Ruiz denied having sex with Minor. The three of them sometimes wrestled on the bed, during which he may have accidentally grabbed Minor's breasts two or three times and perhaps her vagina, and she might have grabbed his penis a couple of times. He was "hardly alone" with Minor because he was the last one to wake up and the last one to get home most of the time. However, one or two times he might have accidentally grabbed her breasts as they played alone. He denied touching Minor's breasts or vagina in the morning after his wife left for work. He never had put his hands inside Minor's underwear

51 Cal.App.5th 376

or put his hands inside her bra. He never had kissed her vagina or put his penis in it, and she had never sucked his penis.

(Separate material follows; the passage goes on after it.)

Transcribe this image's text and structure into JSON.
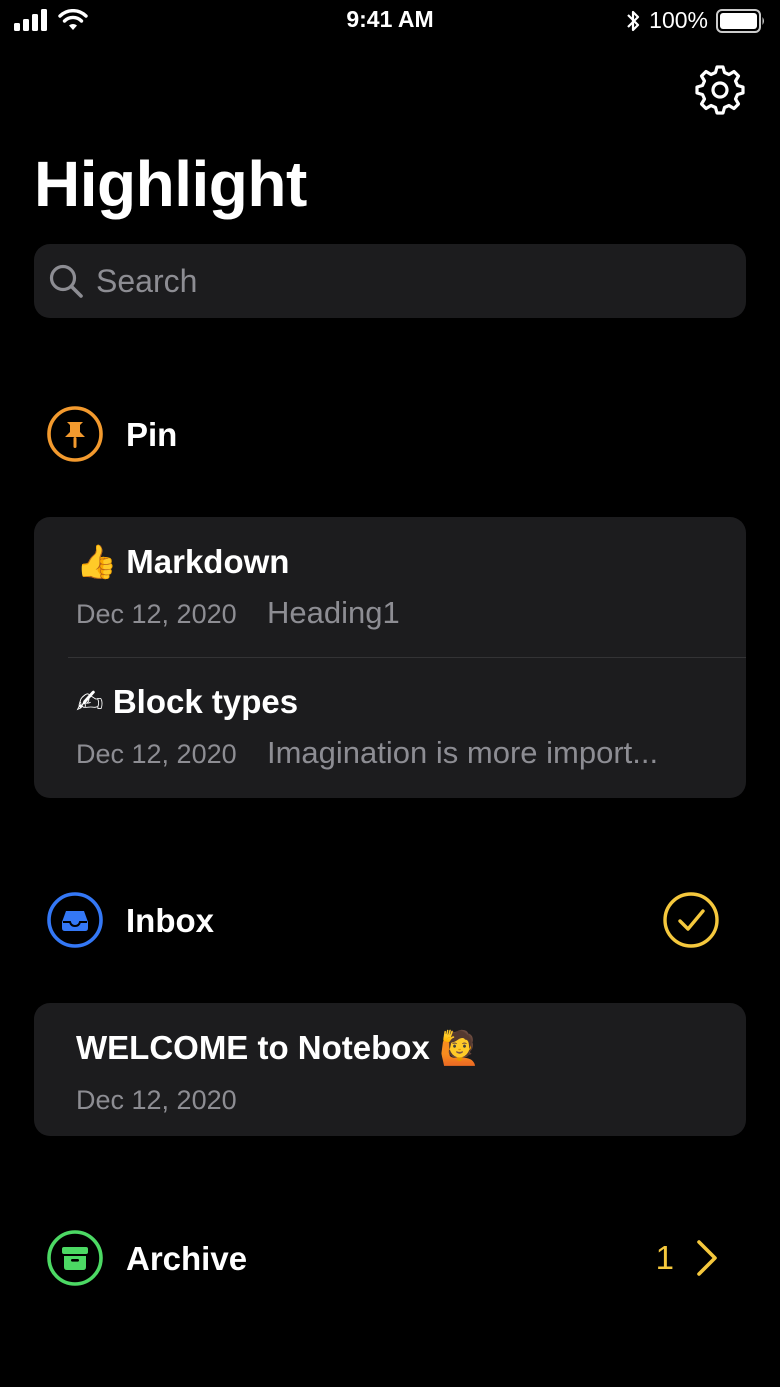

Lopez testified that he then used a "rouse,"6 meaning a common police tactic in which the interrogator said something that was not necessarily true to try to "elicit a response" and get the subject to "open up and tell ... what happened." That is, the transcript of the interrogation indicates that Lopez intimated, with no actual knowledge, that DNA collected from Minor had been found to be Ramirez Ruiz's. In response, Ramirez Ruiz said he had the right to remain silent, to which Lopez responded, "since you ... don't want to provide your statement, we will have to bring your daughter to court to explain everything," and asked, "Would you ... be willing to have your daughter there in court explaining, testifying in front of everybody?" Upon further...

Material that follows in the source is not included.